As Tim Harris' gradual rebuilding of the squad brought together a squad intended to compete at the top end of the SLP it was clear Wilkinson's time at the club was comming to an end. Sadly loyalty and enthusiasm alone could no longer command a place in the City squad, but the fact that Wilko was one of those players available at short notice to try and rescue stock as Meadow Park flooded in July 2007 also deserves to remembered. To Wilko’s great credit he was a player who never failed to give of his best, and made the very best of talents that were never quite as limited as some of his detractors liked to believe. A whole-hearted Tiger, and a City legend who will be fondly remembered wherever the T-End ends up being re-sited. The midfilder moved on to Southern League Midland Division neighbours Cinderford Town, joining a seeming ever expanding collection of former City veterans at The Cauesway.

Wilko strides on

Wilkinson was signed from local football when still a teenager but quickly adapted well to life in the Southern League to become a proven and respected campaigner at that level. An unfussy and often unspectacular midfield player but one whose hard graft and ability had made him the engine room of the City side. As well as his unsung work closing down the opposition and breaking up play he also has the happy knack of stealing into the box to grab vital goals. He began his career in the City youth team but had then headed into the County League with Brockworth before returning to Meadow Park following a call from former youth team boss Chris Burns. His influence as a holding midfielder has grown with his experience and he's come along way from the rather gauche youth initially drafted in partly because Burns was having difficulty forming a side. His sheer work-rate has won over fans who at times doubted his ability, at least until it was noticed that his absence led to poor results and it couldn't simply be coincidence. Laboured under the fans nickname of Prince Harry for his likeness to the third in line to the throne, but seemed more capable of holding his drink and delivering useful contributions.

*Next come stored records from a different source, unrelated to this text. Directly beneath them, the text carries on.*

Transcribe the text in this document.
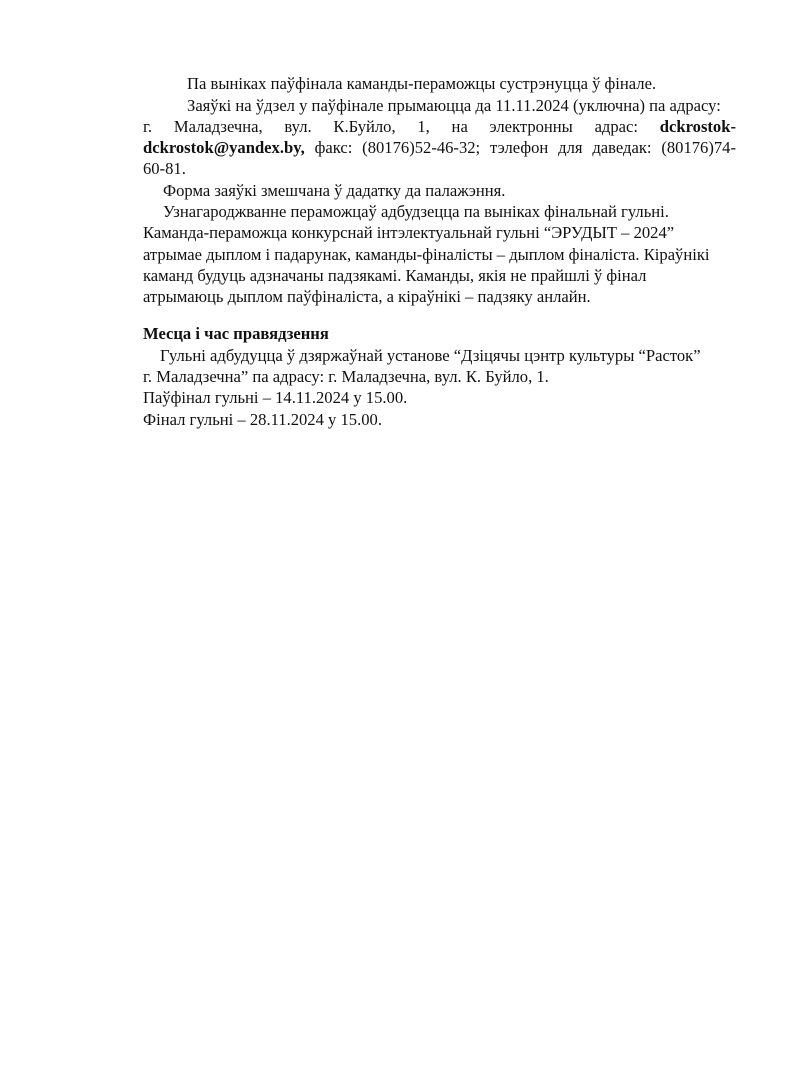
Па выніках паўфінала каманды-пераможцы сустрэнуцца ў фінале.
Заяўкі на ўдзел у паўфінале прымаюцца да 11.11.2024 (уключна) па адрасу:
г. Маладзечна, вул. К.Буйло, 1, на электронны адрас: dckrostok-
dckrostok@yandex.by, факс: (80176)52-46-32; тэлефон для даведак: (80176)74-
60-81.
Форма заяўкі змешчана ў дадатку да палажэння.
Узнагароджванне пераможцаў адбудзецца па выніках фінальнай гульні.
Каманда-пераможца конкурснай інтэлектуальнай гульні “ЭРУДЫТ – 2024”
атрымае дыплом і падарунак, каманды-фіналісты – дыплом фіналіста. Кіраўнікі
каманд будуць адзначаны падзякамі. Каманды, якія не прайшлі ў фінал
атрымаюць дыплом паўфіналіста, а кіраўнікі – падзяку анлайн.
Месца і час правядзення
Гульні адбудуцца ў дзяржаўнай установе “Дзіцячы цэнтр культуры “Расток”
г. Маладзечна” па адрасу: г. Маладзечна, вул. К. Буйло, 1.
Паўфінал гульні – 14.11.2024 у 15.00.
Фінал гульні – 28.11.2024 у 15.00.
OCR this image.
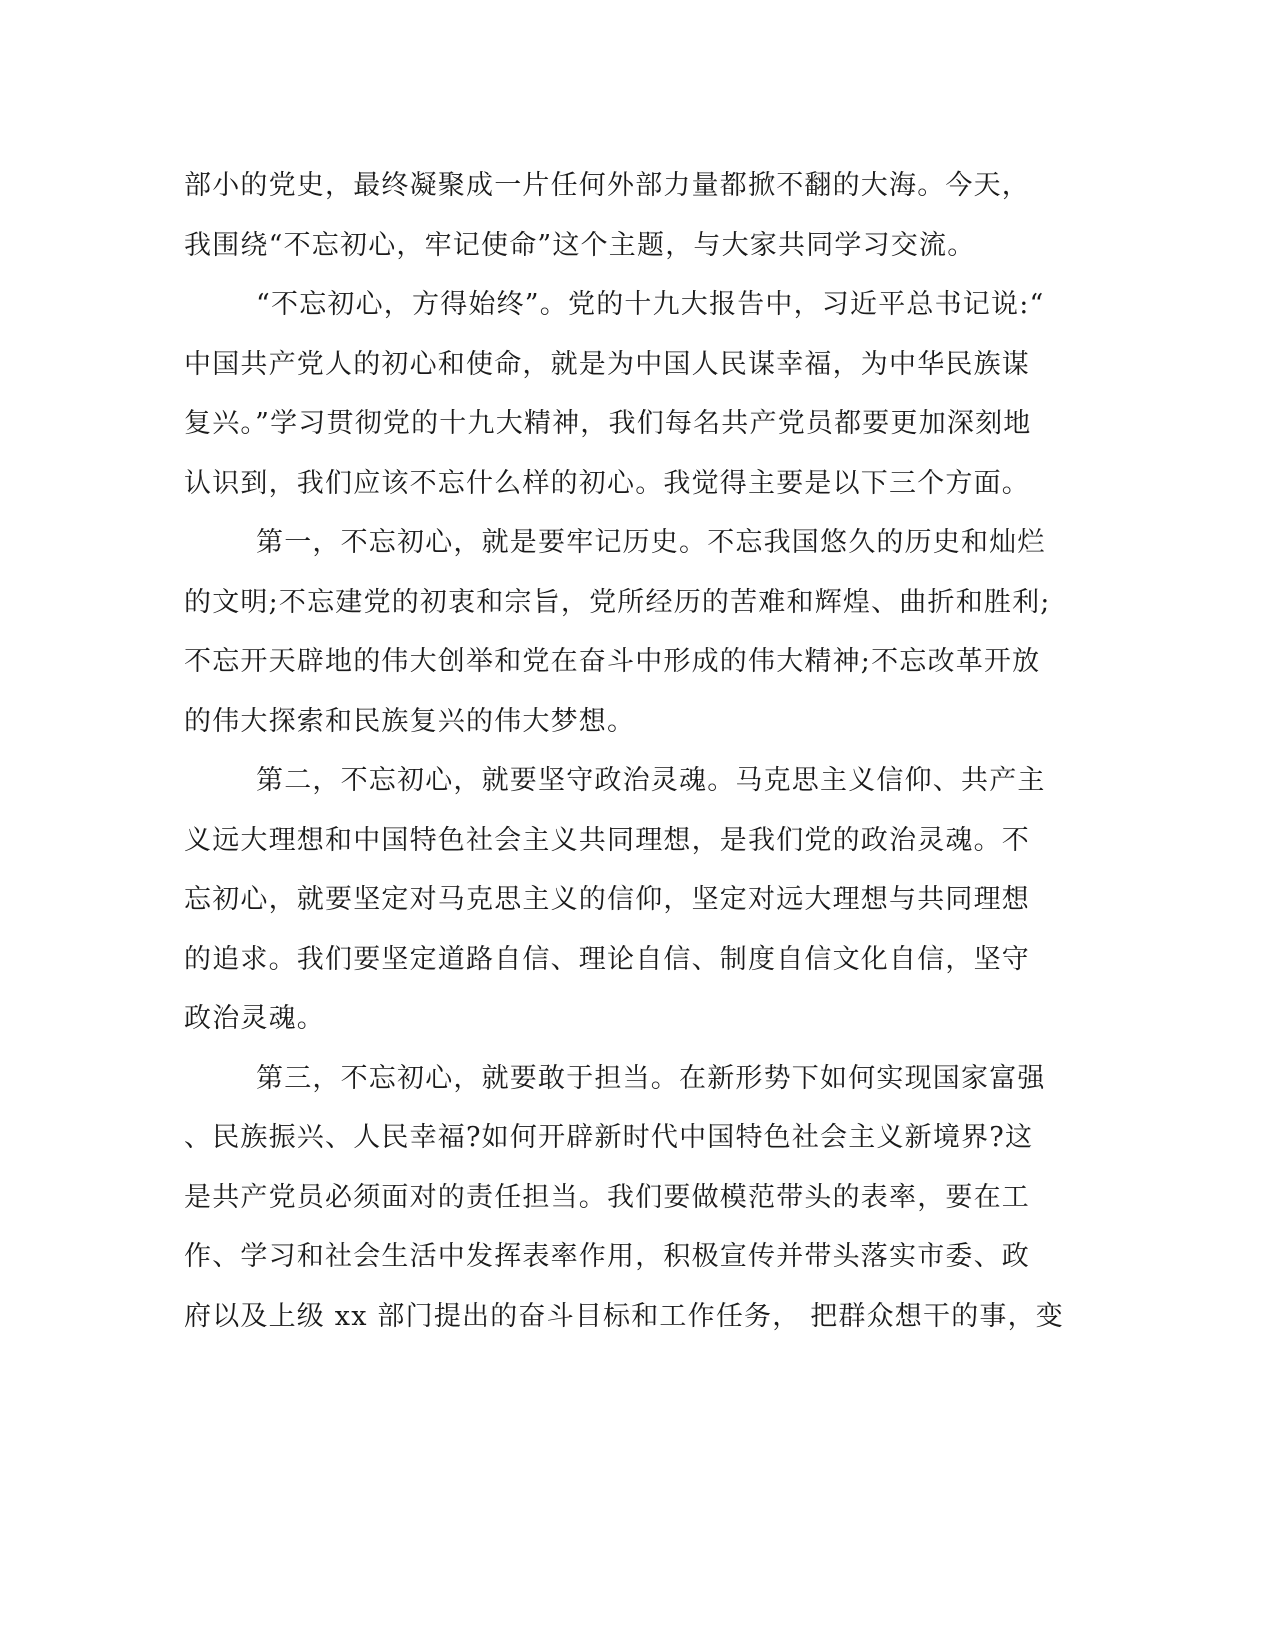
部小的党史，最终凝聚成一片任何外部力量都掀不翻的大海。今天，
我围绕“不忘初心，牢记使命”这个主题，与大家共同学习交流。
“不忘初心，方得始终”。党的十九大报告中，习近平总书记说:“
中国共产党人的初心和使命，就是为中国人民谋幸福，为中华民族谋
复兴。”学习贯彻党的十九大精神，我们每名共产党员都要更加深刻地
认识到，我们应该不忘什么样的初心。我觉得主要是以下三个方面。
第一，不忘初心，就是要牢记历史。不忘我国悠久的历史和灿烂
的文明;不忘建党的初衷和宗旨，党所经历的苦难和辉煌、曲折和胜利;
不忘开天辟地的伟大创举和党在奋斗中形成的伟大精神;不忘改革开放
的伟大探索和民族复兴的伟大梦想。
第二，不忘初心，就要坚守政治灵魂。马克思主义信仰、共产主
义远大理想和中国特色社会主义共同理想，是我们党的政治灵魂。不
忘初心，就要坚定对马克思主义的信仰，坚定对远大理想与共同理想
的追求。我们要坚定道路自信、理论自信、制度自信文化自信，坚守
政治灵魂。
第三，不忘初心，就要敢于担当。在新形势下如何实现国家富强
、民族振兴、人民幸福?如何开辟新时代中国特色社会主义新境界?这
是共产党员必须面对的责任担当。我们要做模范带头的表率，要在工
作、学习和社会生活中发挥表率作用，积极宣传并带头落实市委、政
府以及上级 xx 部门提出的奋斗目标和工作任务， 把群众想干的事，变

Wilko was a real favourite of former City boss Chris Burns who famously compared his low-key effectiveness to Nicky Butt, even though his goalscoring is more in the manner of Paul Scholes. Wilko remained a key figure in Tim Harris' plans when he took over at City and smashed in a never to be forgotten crucial and spectacular winner at Aylesbury during the club's escape from relegation fears in 2006. His role in that succesful run was even more remarkable when it was realised that the 'niggling ache' he'd been putting up with was a ruptured achilles that required an operation to fix.